General production expenses are reflected in account 25 “Overall production expenses” from the credit of accounts for inventory, settlements with employees for wages, etc. Expenses recorded in account 25 “Overall production expenses” are written off to the debit of accounts 20 “Main production”, 23 “Auxiliary production", 29 "Servicing industries and farms".

Analytical accounting for account 25 “General production expenses” is carried out for individual divisions of the organization and expense items.

Account 25 “General production expenses” appeared due to the fact that a workshop can produce not only one, but several types of products, so the problem arises of how to include such general (indirect) expenses in the cost of finished products. During the reporting period, these costs are collected on temporary transit account 25 “General production costs”, and at the end of the reporting period, when calculating the full cost of finished products, the problem arises of including these costs in specific types of products, therefore this account belongs to the group of collecting and distribution accounts . And depending on how the accountant distributes these costs between types of manufactured products according to randomly selected bases, he will receive the corresponding cost value.

An important addition to the characteristics of account 25 “General production expenses” is that it can reflect the costs of repairing not only fixed assets, but also “other property”, in particular tools and business equipment, regardless of which account will be taken into account last.

Account 25 “General production expenses” reflects indirect costs for servicing main and auxiliary production when two or more types of products are produced. These include costs for the maintenance and operation of machinery and equipment, production management and maintenance, etc.

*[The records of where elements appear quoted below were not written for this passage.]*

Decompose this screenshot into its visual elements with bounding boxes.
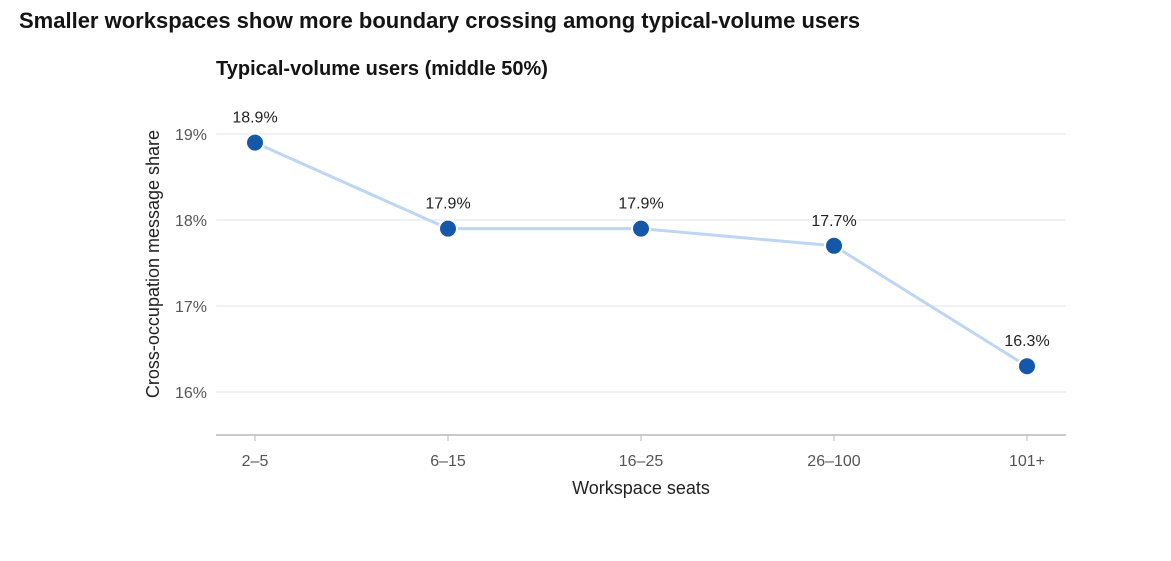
y-axis-title: Cross-occupation message share xyxy=(143,130,163,398)
x-axis-ticks: 2–5 6–15 16–25 26–100 101+ xyxy=(242,435,1045,470)
data-points xyxy=(245,132,1037,377)
series-line xyxy=(254,141,1028,368)
data-point xyxy=(1017,356,1037,377)
x-tick-label: 2–5 xyxy=(242,453,269,470)
data-point xyxy=(824,235,844,256)
data-label: 18.9% xyxy=(232,110,277,127)
data-label: 16.3% xyxy=(1004,333,1049,350)
data-label: 17.9% xyxy=(618,196,663,213)
data-point xyxy=(438,218,458,239)
x-tick-label: 16–25 xyxy=(619,453,664,470)
y-tick-label: 19% xyxy=(175,127,207,144)
x-tick-label: 6–15 xyxy=(430,453,466,470)
y-tick-label: 16% xyxy=(175,385,207,402)
data-label: 17.7% xyxy=(811,213,856,230)
data-point xyxy=(631,218,651,239)
data-point xyxy=(245,132,265,153)
x-tick-label: 26–100 xyxy=(807,453,860,470)
y-tick-label: 18% xyxy=(175,213,207,230)
page-title: Smaller workspaces show more boundary cr… xyxy=(19,8,861,33)
y-tick-label: 17% xyxy=(175,299,207,316)
chart-title: Typical-volume users (middle 50%) xyxy=(216,58,548,80)
y-axis-ticks: 16% 17% 18% 19% xyxy=(175,127,207,402)
gridlines xyxy=(216,133,1066,393)
data-label: 17.9% xyxy=(425,196,470,213)
data-labels: 18.9% 17.9% 17.9% 17.7% 16.3% xyxy=(232,110,1049,351)
x-tick-label: 101+ xyxy=(1009,453,1045,470)
x-axis-title: Workspace seats xyxy=(572,478,710,498)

The amount of these costs in most cases depends on the volume of production. So, all these expenses during the month are collected in the debit of account 25 “General production expenses”, and at the end of the month their total amount is distributed between the types of products produced and written off, depending on the type of production, either to account 20 “Main production”, or to account 23 “Auxiliary production”, or to account 29 “Service production and farms”. Thus, on the first day of each month, account 25 “General production expenses” has no balance.

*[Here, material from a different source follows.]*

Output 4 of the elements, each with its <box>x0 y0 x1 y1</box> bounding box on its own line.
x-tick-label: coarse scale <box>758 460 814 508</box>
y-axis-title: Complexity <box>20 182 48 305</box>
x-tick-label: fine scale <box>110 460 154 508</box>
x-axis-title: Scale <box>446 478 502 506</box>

Manufacturing overhead costs can be allocated among product types in different ways. If the calculation is carried out not by the names of manufactured products, but by responsibility centers, then there is no need to distribute overhead costs by type of finished product.

When calculating workshop costs, it is advisable to include general production costs in the costs reflected on account 20 “Main production”.

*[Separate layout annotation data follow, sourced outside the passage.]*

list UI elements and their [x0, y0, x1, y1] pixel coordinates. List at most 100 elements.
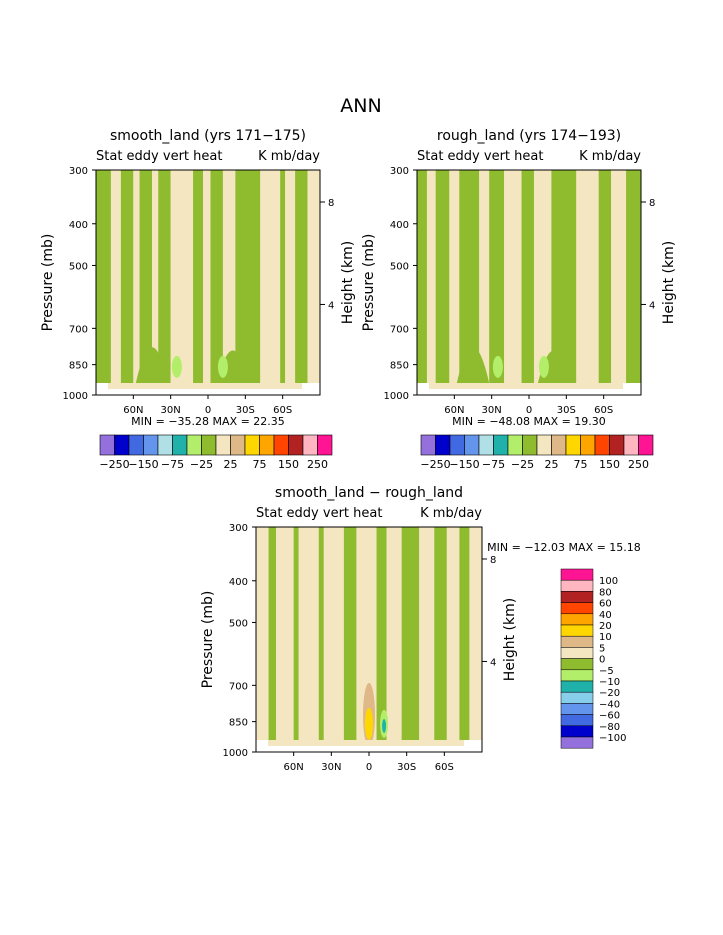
- contour-band: [401, 527, 420, 740]
- colorbar-swatch: [560, 703, 594, 715]
- y-axis-label: Pressure (mb): [40, 234, 56, 332]
- y-right-tick-label: 8: [649, 198, 655, 209]
- contour-band: [504, 170, 522, 383]
- x-tick-label: 60S: [594, 405, 613, 416]
- contour-band: [459, 170, 480, 383]
- colorbar-label: 150: [599, 458, 620, 471]
- chart-title: rough_land (yrs 174−193): [437, 128, 621, 144]
- colorbar-swatch: [638, 434, 654, 456]
- axes-2: rough_land (yrs 174−193) Stat eddy vert h…: [361, 128, 677, 416]
- colorbar-swatch: [128, 434, 144, 456]
- colorbar-label: −25: [190, 458, 213, 471]
- colorbar-label: 10: [599, 632, 612, 643]
- chart-subtitle-right: K mb/day: [579, 149, 641, 164]
- colorbar-swatch: [259, 434, 275, 456]
- colorbar-swatch: [560, 568, 594, 581]
- colorbar-2: MIN = −48.08 MAX = 19.30 −250−150 −75 −25 25…: [420, 415, 654, 471]
- colorbar-swatch: [435, 434, 451, 456]
- x-tick-label: 60S: [273, 405, 292, 416]
- contour-band: [376, 527, 387, 740]
- y-tick-label: 1000: [384, 391, 409, 402]
- contour-band: [489, 170, 505, 383]
- y-tick-label: 500: [390, 261, 409, 272]
- colorbar-swatch: [143, 434, 159, 456]
- colorbar-swatch: [273, 434, 289, 456]
- colorbar-swatch: [507, 434, 523, 456]
- colorbar-label: 5: [599, 643, 605, 654]
- y-tick-label: 850: [69, 361, 88, 372]
- colorbar-label: 0: [599, 655, 605, 666]
- contour-band: [268, 740, 464, 746]
- colorbar-label: 25: [224, 458, 238, 471]
- y-right-tick-label: 4: [328, 300, 334, 311]
- y-axis-label: Pressure (mb): [361, 234, 377, 332]
- colorbar-label: −80: [599, 722, 620, 733]
- y-tick-label: 850: [390, 361, 409, 372]
- contour-band: [171, 355, 182, 378]
- colorbar-swatch: [522, 434, 538, 456]
- colorbar-swatch: [114, 434, 130, 456]
- colorbar-label: 100: [599, 576, 618, 587]
- colorbar-label: 75: [574, 458, 588, 471]
- y-tick-label: 700: [390, 324, 409, 335]
- contour-band: [268, 527, 277, 740]
- contour-band: [492, 355, 503, 378]
- colorbar-label: −60: [599, 711, 620, 722]
- colorbar-swatch: [230, 434, 246, 456]
- colorbar-swatch: [302, 434, 318, 456]
- contour-band: [611, 170, 627, 383]
- y-right-tick-label: 4: [649, 300, 655, 311]
- colorbar-label: 40: [599, 610, 612, 621]
- contour-band: [256, 527, 269, 740]
- colorbar-swatch: [623, 434, 639, 456]
- colorbar-label: −150: [449, 458, 479, 471]
- contour-band: [429, 383, 623, 389]
- y-tick-label: 300: [390, 166, 409, 177]
- colorbar-swatch: [560, 669, 594, 682]
- plot-area-3: [255, 526, 483, 753]
- colorbar-swatch: [551, 434, 567, 456]
- colorbar-label: −40: [599, 699, 620, 710]
- y-right-axis-label: Height (km): [340, 241, 356, 324]
- x-tick-label: 60N: [444, 405, 464, 416]
- colorbar-swatch: [288, 434, 304, 456]
- colorbar-swatch: [560, 602, 594, 615]
- colorbar-label: −150: [128, 458, 158, 471]
- y-right-tick-label: 4: [490, 657, 496, 668]
- chart-stats: MIN = −12.03 MAX = 15.18: [487, 541, 641, 554]
- contour-band: [469, 527, 482, 740]
- colorbar-swatch: [420, 434, 436, 456]
- contour-band: [295, 170, 308, 383]
- contour-band: [210, 170, 223, 383]
- colorbar-swatch: [560, 624, 594, 637]
- y-tick-label: 700: [229, 681, 248, 692]
- contour-band: [152, 170, 159, 383]
- contour-band: [479, 170, 490, 383]
- y-right-axis-label: Height (km): [502, 598, 518, 681]
- chart-subtitle-left: Stat eddy vert heat: [96, 149, 222, 164]
- contour-band: [434, 527, 447, 740]
- colorbar-swatch: [609, 434, 625, 456]
- contour-band: [293, 527, 299, 740]
- colorbar-swatch: [464, 434, 480, 456]
- colorbar-label: −250: [420, 458, 450, 471]
- x-tick-label: 30N: [161, 405, 181, 416]
- colorbar-swatch: [172, 434, 188, 456]
- contour-band: [598, 170, 612, 383]
- colorbar-label: 80: [599, 587, 612, 598]
- contour-band: [551, 170, 577, 383]
- axes-3: smooth_land − rough_land Stat eddy vert h…: [200, 485, 518, 773]
- colorbar-swatch: [99, 434, 115, 456]
- contour-band: [533, 170, 552, 383]
- contour-band: [222, 170, 236, 383]
- colorbar-label: −75: [161, 458, 184, 471]
- chart-subtitle-right: K mb/day: [420, 506, 482, 521]
- colorbar-swatch: [560, 579, 594, 592]
- colorbar-swatch: [560, 658, 594, 671]
- colorbar-swatch: [493, 434, 509, 456]
- chart-subtitle-left: Stat eddy vert heat: [256, 506, 382, 521]
- contour-band: [343, 527, 357, 740]
- y-tick-label: 300: [69, 166, 88, 177]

The distribution of overhead costs by type (name) of product or by responsibility center involves determining the distribution base. Most often, the distribution is carried out in proportion to the wages of workers in the main production. This decision is motivated by theoretical and practical reasons.

In the first case, we are talking about the labor theory of value, according to which value is created only by the abstract labor of direct producers, i.e. workers. Devout Marxist A.A. Bogdanov believed that it was necessary to take into account all the labor of those involved in production. In the second, they proceed from the fact that such a solution is technically very simple to implement. However, this reveals a paradox that K. Marx encountered more than a hundred years ago: the higher the level of mechanization and automation, the smaller the share of indirect costs falls on such a “center of responsibility.” In fact, the more machines, the higher the share of depreciation expenses, but their main amount is written off to production areas in which there is either no depreciation, or almost

No. This suited some managers, as it allowed them to prove the high efficiency of the use of machinery and equipment and note that the lack of mechanization makes production unprofitable. However, this is just an accounting trick. The difficulty is that allocating costs to any basis will always be a trick.